Tchaikovsky’s symphonic
poems are part of the line of development in single-movement
programmatic works initiated by Franz Liszt, and they run the gamut of expressive
and stylistic features that typify the genre. At one extreme the early Fatum
(1868) shows a freedom of form and modernist expression. At the other extreme
is the classical poise of the Romeo and Juliet fantasy overture,
in which passionate Romanticism is counterbalanced by the rigours of the sonata
form. Furthermore, Tchaikovsky loosened the strictures of chamber
music by introducing unorthodox meter
in the scherzo of the Second String Quartet in F Major, Opus 22 (1874),
and undermining the sense of key
in the finale. His innovation is also evident in the
second movement of the string sextet Souvenir de Florence (1890), for
which he wrote music that revels in almost pure sound-effect—something more
familiar in the orchestral sphere. His skill in counterpoint, the traditional bedrock
of chamber music, can also be seen throughout his chamber works.
Tchaikovsky’s approach to
solo piano music, on the other hand, remained mostly traditional, that is, it
more or less satisfied the 19th-century taste for short salon pieces with
descriptive titles, usually arranged in groups, as in the famous The Seasons
(1875–76). In several of his piano pieces, Tchaikovsky’s melodic flair
surfaces, but on the whole he was far less committed when composing these works
than he was when writing his orchestral music, concertos, operas, and chamber
compositions.
Tchaikovsky steered an
unlikely path between the Russian nationalist tendencies so prominent in the
work of his rivals in The Five and the cosmopolitan stance encouraged by his
conservatory training. He was both a Russian nationalist and a Westernizer of
polished technical skill.

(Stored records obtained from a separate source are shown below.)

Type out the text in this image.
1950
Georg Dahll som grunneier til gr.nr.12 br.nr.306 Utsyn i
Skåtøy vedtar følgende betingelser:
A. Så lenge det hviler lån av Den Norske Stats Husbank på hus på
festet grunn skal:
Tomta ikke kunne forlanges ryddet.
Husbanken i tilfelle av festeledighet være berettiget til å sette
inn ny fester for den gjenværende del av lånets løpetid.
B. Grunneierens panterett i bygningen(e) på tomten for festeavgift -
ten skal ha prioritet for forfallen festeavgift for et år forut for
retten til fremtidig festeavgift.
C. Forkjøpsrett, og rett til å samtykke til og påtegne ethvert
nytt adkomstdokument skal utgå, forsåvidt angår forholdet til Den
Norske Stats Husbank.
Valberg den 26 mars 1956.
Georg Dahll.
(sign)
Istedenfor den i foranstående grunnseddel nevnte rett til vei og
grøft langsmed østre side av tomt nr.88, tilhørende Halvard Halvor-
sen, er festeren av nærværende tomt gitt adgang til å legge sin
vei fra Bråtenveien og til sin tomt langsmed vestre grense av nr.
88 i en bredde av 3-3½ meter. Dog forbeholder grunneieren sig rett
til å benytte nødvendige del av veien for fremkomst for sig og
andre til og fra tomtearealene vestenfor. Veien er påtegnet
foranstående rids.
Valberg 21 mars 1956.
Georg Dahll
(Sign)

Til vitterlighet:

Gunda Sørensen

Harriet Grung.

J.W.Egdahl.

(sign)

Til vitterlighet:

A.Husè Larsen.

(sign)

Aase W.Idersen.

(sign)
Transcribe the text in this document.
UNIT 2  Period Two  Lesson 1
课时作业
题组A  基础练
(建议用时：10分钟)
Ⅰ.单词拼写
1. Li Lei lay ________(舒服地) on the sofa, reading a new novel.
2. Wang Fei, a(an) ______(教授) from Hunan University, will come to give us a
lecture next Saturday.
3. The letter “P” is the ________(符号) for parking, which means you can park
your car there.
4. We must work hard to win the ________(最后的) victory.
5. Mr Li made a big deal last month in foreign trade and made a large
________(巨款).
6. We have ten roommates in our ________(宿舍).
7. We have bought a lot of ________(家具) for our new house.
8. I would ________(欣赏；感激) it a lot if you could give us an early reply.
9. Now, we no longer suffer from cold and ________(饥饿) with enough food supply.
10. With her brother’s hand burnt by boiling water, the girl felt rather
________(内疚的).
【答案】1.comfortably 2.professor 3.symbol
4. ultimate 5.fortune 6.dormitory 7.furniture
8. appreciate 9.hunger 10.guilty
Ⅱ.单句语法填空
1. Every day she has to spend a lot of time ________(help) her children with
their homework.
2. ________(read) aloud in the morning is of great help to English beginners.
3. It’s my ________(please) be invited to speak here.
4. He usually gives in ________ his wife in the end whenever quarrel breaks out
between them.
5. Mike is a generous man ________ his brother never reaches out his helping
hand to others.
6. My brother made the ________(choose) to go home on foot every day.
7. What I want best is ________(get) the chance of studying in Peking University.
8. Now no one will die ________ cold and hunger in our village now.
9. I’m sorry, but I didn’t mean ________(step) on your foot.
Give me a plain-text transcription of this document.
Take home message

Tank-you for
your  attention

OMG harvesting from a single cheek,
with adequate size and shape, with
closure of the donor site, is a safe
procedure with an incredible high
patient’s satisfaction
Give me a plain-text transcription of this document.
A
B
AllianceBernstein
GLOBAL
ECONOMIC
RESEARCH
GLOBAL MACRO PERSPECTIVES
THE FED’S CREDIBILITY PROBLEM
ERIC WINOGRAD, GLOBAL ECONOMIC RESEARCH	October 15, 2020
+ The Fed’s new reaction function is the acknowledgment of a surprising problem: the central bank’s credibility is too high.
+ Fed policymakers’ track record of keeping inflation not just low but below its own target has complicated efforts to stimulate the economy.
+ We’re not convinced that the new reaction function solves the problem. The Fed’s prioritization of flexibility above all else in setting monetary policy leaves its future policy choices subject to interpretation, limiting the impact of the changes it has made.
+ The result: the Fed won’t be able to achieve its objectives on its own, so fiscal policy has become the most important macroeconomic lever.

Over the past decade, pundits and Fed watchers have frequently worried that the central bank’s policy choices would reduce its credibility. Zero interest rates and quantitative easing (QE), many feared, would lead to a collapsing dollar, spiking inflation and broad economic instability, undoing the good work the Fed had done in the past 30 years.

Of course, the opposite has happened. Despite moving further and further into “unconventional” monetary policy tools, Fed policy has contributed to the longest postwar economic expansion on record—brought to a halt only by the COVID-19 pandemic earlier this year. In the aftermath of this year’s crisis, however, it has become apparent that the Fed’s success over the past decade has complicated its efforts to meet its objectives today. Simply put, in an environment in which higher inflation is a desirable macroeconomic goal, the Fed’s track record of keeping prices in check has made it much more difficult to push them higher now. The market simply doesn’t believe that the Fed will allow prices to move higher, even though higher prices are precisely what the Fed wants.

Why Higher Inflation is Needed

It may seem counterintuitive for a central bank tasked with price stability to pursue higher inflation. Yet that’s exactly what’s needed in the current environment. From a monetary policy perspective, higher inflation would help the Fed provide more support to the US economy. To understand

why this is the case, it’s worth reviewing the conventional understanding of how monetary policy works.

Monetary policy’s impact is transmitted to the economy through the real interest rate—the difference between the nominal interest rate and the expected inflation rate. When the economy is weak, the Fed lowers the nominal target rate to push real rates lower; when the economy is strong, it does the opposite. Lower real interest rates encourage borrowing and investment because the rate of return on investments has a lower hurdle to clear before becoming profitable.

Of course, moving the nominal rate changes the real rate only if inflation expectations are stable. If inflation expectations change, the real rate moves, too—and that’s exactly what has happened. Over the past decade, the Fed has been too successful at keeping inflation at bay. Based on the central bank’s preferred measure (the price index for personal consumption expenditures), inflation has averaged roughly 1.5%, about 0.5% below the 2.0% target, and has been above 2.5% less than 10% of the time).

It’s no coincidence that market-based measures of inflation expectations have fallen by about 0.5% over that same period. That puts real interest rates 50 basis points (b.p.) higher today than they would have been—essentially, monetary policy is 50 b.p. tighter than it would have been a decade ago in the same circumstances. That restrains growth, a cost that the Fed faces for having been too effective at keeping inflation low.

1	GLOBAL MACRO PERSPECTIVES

He put his personal stamp on the late-19th-century
symphony with his last three symphonies; they demonstrate a heightened subjectivity
that would influence Gustav Mahler, Sergey Rachmaninoff, and Dmitry Shostakovich and encourage the
genre to pass with renewed vigour into the 20th century.
It cannot be denied that
the quality of Tchaikovsky’s oeuvre remains uneven. Some of his
music is undistinguished—hastily written, repetitious, or self-indulgent. But
in such symphonies as his No. 4, No. 5, No. 6, and Manfred
and in many of his overtures, suites, and songs, he achieved the unity of
melodic inspiration, dramatic content, and mastery of form that elevates him to
the premiere rank of the world’s composers.